A psychologist explained to me why the conventional concept of freedom does not apply when it comes to the street: “You ask a girl what she likes about the street and she will say that she is free, that nobody can do anything to her or take anything from her and that she is making money and no one can harm her. Then you ask her what she does not like and she will tell you people have sex with her against her will and that some steal her money. She will say she cannot find work or make money. She will nullify everything she said before.”
The idea of freedom in the street is merely an illusion. Street children are not free. They have bills to pay. It is just the currency that might differ.
What does this mean for us?
It is easy for us to categorise and label street children. To us, they are ruthless criminals, beggars, the puppets of unknown forces, drug addicts or miserable victims. They all come from the same background, probably a slum. They were either kicked out of their homes or they chose the street as a space of unlimited fun and freedom. But all our categories, all our labels, are highly deficient.
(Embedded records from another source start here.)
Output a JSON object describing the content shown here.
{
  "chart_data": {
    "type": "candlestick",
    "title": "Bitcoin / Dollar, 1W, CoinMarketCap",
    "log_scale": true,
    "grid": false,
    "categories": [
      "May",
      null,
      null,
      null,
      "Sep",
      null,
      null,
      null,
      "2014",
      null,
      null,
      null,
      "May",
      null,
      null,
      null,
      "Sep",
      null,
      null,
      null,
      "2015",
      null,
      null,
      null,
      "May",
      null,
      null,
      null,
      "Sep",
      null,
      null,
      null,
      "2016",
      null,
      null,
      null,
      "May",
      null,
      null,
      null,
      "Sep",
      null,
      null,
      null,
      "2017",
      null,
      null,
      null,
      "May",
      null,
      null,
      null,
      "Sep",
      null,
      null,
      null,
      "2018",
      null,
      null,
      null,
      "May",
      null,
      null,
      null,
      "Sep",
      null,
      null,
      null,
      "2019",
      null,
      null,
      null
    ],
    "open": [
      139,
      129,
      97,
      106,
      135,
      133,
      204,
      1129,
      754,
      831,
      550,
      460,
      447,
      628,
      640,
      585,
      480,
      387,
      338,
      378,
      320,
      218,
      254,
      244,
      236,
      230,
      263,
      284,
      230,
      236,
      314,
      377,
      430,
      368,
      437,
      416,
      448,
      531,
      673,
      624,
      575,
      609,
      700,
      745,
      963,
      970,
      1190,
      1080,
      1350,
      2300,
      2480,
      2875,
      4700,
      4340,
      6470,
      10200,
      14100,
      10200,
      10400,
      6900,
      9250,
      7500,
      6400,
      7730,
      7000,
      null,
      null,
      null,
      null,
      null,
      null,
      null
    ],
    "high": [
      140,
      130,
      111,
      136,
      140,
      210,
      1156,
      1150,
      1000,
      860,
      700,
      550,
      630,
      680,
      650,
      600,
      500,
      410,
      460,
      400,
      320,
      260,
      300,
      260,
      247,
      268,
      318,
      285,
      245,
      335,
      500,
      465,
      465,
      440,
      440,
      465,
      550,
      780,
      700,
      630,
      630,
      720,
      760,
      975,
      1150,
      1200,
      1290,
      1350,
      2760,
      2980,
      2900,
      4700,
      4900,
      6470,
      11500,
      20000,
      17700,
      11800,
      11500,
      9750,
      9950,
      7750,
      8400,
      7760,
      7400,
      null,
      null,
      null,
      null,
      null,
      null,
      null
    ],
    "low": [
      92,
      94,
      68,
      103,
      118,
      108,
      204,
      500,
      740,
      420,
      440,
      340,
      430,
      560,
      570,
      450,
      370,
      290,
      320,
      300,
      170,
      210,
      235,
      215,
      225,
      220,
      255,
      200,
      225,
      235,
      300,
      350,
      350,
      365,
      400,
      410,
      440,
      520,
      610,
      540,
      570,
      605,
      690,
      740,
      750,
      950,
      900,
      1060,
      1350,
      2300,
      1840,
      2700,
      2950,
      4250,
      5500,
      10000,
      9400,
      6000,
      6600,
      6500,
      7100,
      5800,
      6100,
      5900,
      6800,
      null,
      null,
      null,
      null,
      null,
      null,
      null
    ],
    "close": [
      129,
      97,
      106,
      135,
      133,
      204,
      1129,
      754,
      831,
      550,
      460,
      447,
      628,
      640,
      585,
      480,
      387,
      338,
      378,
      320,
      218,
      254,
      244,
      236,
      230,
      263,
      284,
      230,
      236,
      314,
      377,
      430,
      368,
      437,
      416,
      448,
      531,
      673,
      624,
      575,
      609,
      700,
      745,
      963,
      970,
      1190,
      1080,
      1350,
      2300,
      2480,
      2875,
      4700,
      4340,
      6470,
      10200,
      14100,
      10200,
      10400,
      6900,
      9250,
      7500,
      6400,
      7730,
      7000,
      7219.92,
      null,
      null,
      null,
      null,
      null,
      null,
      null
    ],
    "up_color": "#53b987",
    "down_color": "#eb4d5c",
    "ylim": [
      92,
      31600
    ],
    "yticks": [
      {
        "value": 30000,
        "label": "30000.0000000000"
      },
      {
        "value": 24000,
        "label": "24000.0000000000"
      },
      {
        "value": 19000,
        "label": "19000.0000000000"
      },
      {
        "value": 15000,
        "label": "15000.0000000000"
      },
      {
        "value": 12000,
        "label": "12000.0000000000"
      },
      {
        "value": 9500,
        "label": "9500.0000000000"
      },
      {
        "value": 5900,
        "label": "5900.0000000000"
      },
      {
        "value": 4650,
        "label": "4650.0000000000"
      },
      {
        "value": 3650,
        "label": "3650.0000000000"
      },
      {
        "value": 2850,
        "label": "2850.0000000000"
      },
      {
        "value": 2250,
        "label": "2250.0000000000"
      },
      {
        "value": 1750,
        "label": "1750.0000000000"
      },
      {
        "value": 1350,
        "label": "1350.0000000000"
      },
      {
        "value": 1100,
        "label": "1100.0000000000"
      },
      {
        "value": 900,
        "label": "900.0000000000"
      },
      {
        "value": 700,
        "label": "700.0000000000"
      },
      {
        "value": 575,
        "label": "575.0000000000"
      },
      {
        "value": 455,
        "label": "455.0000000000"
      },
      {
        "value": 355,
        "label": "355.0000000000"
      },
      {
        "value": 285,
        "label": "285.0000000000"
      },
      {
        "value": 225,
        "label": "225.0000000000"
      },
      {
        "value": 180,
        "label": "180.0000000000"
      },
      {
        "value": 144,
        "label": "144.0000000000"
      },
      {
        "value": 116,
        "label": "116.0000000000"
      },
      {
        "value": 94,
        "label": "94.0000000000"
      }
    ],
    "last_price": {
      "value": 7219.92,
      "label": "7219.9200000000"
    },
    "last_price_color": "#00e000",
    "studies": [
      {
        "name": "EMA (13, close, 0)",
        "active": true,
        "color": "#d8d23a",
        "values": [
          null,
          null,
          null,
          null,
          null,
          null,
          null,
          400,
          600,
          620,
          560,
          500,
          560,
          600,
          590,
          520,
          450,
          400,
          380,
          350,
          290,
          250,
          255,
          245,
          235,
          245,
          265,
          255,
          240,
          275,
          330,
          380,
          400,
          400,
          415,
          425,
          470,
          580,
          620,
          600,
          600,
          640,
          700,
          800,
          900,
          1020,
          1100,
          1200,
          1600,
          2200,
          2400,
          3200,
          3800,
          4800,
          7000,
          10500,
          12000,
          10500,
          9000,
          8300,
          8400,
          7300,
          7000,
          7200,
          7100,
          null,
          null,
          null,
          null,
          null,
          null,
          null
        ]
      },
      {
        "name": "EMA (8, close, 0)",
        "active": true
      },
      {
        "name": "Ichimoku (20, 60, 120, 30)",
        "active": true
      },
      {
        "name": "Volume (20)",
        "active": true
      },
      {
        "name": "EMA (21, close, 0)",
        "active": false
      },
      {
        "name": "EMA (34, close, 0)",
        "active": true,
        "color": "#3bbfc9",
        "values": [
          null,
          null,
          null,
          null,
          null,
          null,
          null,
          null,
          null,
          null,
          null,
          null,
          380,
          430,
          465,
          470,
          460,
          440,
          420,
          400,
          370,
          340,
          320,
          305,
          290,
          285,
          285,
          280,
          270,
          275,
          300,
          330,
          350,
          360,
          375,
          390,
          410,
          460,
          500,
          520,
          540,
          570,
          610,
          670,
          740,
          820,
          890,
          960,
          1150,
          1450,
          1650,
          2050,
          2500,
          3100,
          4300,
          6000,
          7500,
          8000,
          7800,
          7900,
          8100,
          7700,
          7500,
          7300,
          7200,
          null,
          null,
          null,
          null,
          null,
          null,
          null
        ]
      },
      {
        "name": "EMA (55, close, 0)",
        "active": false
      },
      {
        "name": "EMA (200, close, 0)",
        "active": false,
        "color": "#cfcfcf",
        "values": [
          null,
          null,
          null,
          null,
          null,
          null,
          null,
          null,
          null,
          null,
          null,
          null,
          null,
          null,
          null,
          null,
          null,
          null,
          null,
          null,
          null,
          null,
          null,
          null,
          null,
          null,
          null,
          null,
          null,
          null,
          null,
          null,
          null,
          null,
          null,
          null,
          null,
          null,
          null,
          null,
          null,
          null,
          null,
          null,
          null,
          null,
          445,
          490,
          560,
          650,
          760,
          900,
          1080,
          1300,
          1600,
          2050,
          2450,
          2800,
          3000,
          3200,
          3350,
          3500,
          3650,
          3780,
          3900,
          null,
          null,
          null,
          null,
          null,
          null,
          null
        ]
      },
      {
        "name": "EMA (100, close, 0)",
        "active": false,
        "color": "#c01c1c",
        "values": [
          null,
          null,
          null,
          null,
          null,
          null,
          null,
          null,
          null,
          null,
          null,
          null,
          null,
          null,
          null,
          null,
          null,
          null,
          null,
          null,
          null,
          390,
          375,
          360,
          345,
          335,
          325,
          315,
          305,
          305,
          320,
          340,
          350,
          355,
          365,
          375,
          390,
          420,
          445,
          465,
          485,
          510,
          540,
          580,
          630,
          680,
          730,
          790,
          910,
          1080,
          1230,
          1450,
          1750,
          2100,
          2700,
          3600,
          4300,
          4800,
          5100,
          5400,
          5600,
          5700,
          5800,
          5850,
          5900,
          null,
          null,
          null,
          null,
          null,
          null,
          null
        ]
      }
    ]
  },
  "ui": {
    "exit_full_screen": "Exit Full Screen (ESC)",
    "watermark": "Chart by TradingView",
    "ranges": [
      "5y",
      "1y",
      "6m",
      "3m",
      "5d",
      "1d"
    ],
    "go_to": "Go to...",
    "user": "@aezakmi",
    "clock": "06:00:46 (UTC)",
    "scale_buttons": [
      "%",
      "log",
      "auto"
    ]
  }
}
Ironically, NGOs and individuals who work with street children or advocate for their rights largely stick to those same labels. Instead of condemning what the street children do, however, they find excuses and explanations and address our compassion with heart-breaking stories. These stories are true and heart-breaking but it is questionable whether telling them serves the goal of advocating street children’s rights or if they merely serve to “raise awareness”.
While “raising awareness” sounds noble, its true impact is often overrated. We are all aware that there are street children, we see them every day. What we are not aware of is that it is our perception of street children that must change. We have to become aware that the barrier that exists between “us” and “them” is of our own creation and cannot be overcome by pity alone. In fact, pity is counterproductive as it only deepens the gap between “us” and “them”.
NGOs and advocates for street children’s rights are often oblivious to the fact that there is no such thing as “street children’s rights”. Unlike human rights, children’s right and labour rights, there is no written document stating the rights of street children, and for good reason.
We are the ones who call these children street children, while they call themselves Laila or Ahmed. We must ask ourselves why we deny Ahmed and Laila the right to be children first, why for us it isn’t enough to simply advocate for children’s rights. There are endless amounts of abused children living in homes and invisible to our eyes and we do not want them to become street children.
If we manage to successfully advocate for children’s rights there will be no need to advocate the rights of street children. There will simply be no more street children.